Its shoulder patch was a red pentagon with a white border. It did look like the "little red outhouse" Rockford mentioned, tho’ we used a more vivid word than "outhouse."

As a self-sustaining unit, an RCT (Regimental Combat Team) was kind of a utility infielder of the war zone, moving from place to place to plug gaps, bolster larger units or do unpleasant little tasks.

In my short stay, we were attached in rapid order to three famous infantry divisions, the 24th, 25th and 45th. But the war, by then, had degenerated into a nasty slugfest along a fixed front, and little happened that was exciting or good material for "war stories" in my old age.

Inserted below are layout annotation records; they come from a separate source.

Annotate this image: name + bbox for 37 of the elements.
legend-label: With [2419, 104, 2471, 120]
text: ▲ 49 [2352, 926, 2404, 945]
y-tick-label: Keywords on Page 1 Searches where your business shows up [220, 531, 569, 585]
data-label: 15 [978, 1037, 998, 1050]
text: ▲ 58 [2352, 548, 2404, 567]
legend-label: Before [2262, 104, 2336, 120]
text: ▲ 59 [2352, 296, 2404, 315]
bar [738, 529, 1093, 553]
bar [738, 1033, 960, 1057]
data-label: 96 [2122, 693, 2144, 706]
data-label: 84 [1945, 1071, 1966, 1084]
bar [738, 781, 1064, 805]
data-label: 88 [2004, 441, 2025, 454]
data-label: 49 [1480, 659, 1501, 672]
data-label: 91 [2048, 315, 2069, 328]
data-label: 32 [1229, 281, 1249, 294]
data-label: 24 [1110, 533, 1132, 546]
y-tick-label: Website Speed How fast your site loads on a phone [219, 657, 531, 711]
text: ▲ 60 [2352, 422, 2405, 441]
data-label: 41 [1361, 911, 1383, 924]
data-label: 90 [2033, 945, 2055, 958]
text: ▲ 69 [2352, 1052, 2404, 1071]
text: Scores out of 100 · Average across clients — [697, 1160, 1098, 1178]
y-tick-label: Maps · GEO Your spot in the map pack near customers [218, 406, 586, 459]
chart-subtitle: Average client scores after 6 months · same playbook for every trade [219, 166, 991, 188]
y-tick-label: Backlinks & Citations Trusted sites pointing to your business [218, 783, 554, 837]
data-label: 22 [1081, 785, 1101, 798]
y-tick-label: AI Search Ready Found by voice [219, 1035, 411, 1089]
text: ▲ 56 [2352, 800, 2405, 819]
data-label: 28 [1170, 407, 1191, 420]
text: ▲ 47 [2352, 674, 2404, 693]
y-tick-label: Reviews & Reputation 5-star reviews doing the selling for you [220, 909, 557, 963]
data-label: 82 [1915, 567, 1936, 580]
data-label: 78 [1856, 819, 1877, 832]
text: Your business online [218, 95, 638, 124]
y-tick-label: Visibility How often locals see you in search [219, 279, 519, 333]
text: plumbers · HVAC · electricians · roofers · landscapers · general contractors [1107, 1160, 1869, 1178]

We worked with some colorful characters, though... like the Turkish Brigade which moved in beside us once on the front. They quickly became, to us, "those crazy Turks." While we Americans were happy to keep things nice and peaceful in our zone, the Turks seemed to be spoiling for a fight. When nothing was going on, they'd go out and stir something up.

Night after night, the stillness would be shattered by gunfire, grenade blasts and tracers as the descendants of the Sultans proved their mettle.

We heard rumors that the Turks often attacked with scimitars, carving up the Communists with great delight, but this was never substantiated.

We worked with some Thai landers and Filipinos, too, and other national groups which made up the United Nations forces.

If you watch TV's "M.A.S.H.", by the way, don't think those hospital zanies are 100 percent fictional. They aren't! The Korean War was a crazy one, with very little popular support at home, and the participants tried to maintain their sanity by finding humor in weird situations.

The 5th RCT was crawling with smart alecks like Jim Rockford.

 

The Taro Leaf, Vol 64(3) Summer 2010, pg.